I also question the use of fear, since God “hasn’t given us a spirit of fear, but of power, love, and a sound mind” (2 Tim 1:7). But there is also Luke 12:5, in which Jesus actually tells us to fear the Father, so, there’s certainly more to it than what I’ve said here.
Yeah, a huge question in religious experience is how mutually conflicting religions both claim the support of transcendent experiences. However, I’m not sure how much of a defeater these are. Christians certainly aren’t required to accept every instance of religious experience, and I think most people generally recognize that testimony from a religious experience has much less weight than an experience itself. I may be justified in believing in Christianity in virtue of some experience, but if I tell my friend about it, he may not be justified in virtue of believing my testimony (if he doesn’t know whether I’m trustworthy, or something like that).
I agree that we should read Scripture alongside our experiences, and that they should be mutually supporting. Where I may differ from you is that I believe that since Scripture is also revelation, it is not essentially all that different from personal revelation from God. Both genuinely reveal God to us. And if we say that religious experiences must be confirmed by the authority of Scripture, then I think we also have to ask Scripture to be confirmed by some authority, and how else but by revelation from God? So I think Scripture and experience go side by side, but I’m not sure I can submit one to the other as a test. But perhaps this is a pretty controversial position – what do you guys think?
Great Question….but wow, you could take off in so many directions from this. But if I can shortly add, I would say that for me, The Gospel is the ultimate religious experience. I think it important to consider the comment above – there are certainly other people/religions/cults that have religious experiences and so I, too, would say that it is an area requiring very mindful discretion.
As you say Toph, Paul’s life was marked by a significant change, and I will link that to the christ’s gospel. To actually live the gospel is so counter-intuitive, opposed to my nature, and impossible to do without the efforts of Christ, that I think there are few if any other religious experiences (like seeing angels) that can confirm it.
Religion tells us that “I do good therefore I am saved:, whereas the gospel is reverse: “I am saved, therefore I do.” When there is no more forgiveness in my heart I am asked to forgive again, when there is no more grace, I am told to have grace again, where there is no love left in my heart, I am asked to love.
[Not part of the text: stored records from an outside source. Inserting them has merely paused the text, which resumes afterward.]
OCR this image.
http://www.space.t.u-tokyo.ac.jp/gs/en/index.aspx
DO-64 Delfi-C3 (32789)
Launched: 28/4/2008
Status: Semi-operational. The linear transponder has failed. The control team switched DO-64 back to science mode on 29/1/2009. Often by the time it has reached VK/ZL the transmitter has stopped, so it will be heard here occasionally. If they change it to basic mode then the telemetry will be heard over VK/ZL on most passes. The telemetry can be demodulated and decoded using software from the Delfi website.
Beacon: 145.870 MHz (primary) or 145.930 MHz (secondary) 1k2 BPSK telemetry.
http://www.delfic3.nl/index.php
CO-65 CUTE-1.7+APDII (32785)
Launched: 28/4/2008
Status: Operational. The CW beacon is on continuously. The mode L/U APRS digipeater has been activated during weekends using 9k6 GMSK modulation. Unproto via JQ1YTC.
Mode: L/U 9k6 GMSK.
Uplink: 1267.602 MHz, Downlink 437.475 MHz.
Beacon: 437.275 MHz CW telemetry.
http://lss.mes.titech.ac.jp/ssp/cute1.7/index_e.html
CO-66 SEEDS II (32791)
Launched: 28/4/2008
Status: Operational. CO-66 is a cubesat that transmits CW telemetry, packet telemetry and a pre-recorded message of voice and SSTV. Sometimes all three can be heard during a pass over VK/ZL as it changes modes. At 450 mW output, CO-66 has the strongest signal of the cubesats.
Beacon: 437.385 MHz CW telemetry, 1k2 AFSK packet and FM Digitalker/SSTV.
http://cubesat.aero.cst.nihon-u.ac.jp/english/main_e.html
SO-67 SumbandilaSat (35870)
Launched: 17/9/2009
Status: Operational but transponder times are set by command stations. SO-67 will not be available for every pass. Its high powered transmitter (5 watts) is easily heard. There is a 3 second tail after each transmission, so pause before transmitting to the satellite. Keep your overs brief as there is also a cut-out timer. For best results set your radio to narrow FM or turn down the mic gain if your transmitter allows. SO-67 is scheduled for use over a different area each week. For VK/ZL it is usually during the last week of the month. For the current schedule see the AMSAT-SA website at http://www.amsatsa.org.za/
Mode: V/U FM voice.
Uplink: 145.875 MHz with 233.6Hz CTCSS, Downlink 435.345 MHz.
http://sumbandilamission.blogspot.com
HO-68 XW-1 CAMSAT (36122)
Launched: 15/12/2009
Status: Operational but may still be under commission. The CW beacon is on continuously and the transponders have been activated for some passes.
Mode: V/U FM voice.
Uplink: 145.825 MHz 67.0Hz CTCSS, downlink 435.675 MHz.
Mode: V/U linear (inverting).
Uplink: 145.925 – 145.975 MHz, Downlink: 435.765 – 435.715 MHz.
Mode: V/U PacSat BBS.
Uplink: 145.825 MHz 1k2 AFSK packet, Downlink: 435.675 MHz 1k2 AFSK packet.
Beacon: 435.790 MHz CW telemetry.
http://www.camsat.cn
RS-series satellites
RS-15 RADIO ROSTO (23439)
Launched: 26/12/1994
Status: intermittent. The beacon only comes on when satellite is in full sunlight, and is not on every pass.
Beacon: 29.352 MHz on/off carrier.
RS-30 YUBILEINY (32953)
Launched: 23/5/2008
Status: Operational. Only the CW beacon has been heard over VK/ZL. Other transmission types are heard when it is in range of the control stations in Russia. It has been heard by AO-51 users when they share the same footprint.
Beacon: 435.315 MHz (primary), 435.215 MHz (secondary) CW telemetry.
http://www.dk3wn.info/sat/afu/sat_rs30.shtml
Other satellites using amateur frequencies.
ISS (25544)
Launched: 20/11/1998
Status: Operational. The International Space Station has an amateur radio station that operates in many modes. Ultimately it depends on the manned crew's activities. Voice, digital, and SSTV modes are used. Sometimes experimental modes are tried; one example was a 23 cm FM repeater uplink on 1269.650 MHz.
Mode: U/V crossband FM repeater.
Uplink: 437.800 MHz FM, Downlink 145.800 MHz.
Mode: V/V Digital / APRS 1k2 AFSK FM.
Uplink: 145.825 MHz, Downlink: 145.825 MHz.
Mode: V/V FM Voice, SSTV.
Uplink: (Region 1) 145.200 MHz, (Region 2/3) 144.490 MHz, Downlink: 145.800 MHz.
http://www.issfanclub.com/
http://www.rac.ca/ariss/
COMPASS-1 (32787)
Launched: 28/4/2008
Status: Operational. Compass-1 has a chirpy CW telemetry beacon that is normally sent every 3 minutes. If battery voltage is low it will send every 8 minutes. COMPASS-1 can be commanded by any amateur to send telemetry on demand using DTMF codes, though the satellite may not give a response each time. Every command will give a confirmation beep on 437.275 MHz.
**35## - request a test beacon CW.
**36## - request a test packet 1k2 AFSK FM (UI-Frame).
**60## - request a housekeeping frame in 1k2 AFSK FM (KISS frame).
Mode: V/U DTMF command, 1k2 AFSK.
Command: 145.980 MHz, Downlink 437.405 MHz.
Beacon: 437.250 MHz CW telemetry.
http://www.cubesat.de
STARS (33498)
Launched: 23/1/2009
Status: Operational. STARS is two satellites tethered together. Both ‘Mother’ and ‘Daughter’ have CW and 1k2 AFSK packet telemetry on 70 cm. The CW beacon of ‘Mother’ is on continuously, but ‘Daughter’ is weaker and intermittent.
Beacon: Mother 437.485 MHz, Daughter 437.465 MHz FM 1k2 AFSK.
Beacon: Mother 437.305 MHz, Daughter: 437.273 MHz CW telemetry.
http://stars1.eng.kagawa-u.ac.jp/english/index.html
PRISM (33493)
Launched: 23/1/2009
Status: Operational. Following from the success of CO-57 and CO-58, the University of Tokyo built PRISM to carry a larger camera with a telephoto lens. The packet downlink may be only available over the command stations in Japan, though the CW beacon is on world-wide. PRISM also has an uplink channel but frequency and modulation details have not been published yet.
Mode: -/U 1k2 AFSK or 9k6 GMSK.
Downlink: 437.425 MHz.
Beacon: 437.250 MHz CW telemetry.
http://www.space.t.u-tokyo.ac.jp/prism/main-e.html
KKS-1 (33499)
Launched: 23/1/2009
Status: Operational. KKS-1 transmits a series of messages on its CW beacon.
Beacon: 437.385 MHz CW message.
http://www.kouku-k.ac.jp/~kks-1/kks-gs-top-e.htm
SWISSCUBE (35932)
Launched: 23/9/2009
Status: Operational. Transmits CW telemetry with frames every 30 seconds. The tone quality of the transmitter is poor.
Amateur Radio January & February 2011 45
I can only love my enemy when I understand that I was once an enemy of God and was loved, that I screwed up so much, but God forgave me, that I was resentful of God and He showed me more grace.
If I actually live the gospel then I am experiencing God’s Kingdom, if only a sliver of it. Warm fuzzy’s and decpetive cadences in the latest worship ditty don’t top loving your brother. You can sing all you want, wake up with the fleece covered in dew outside your tent, but if you hate your brother you WON’T walk in the light. So in this regard I think Paul’s assertion of “Christ Crucified” is his way of confirming this type of gospel living as the ultimate religious experience. I don’t think emotional fervor or religious experiences can sustain this type of gospel living. Gospel living isn’t spectacular or flashy. Its hard, it often sucks, and it is really humiliating. Daily human life/passions/greed/lust/anger are all I need to know that the Gospel is truly the greatest religious experience.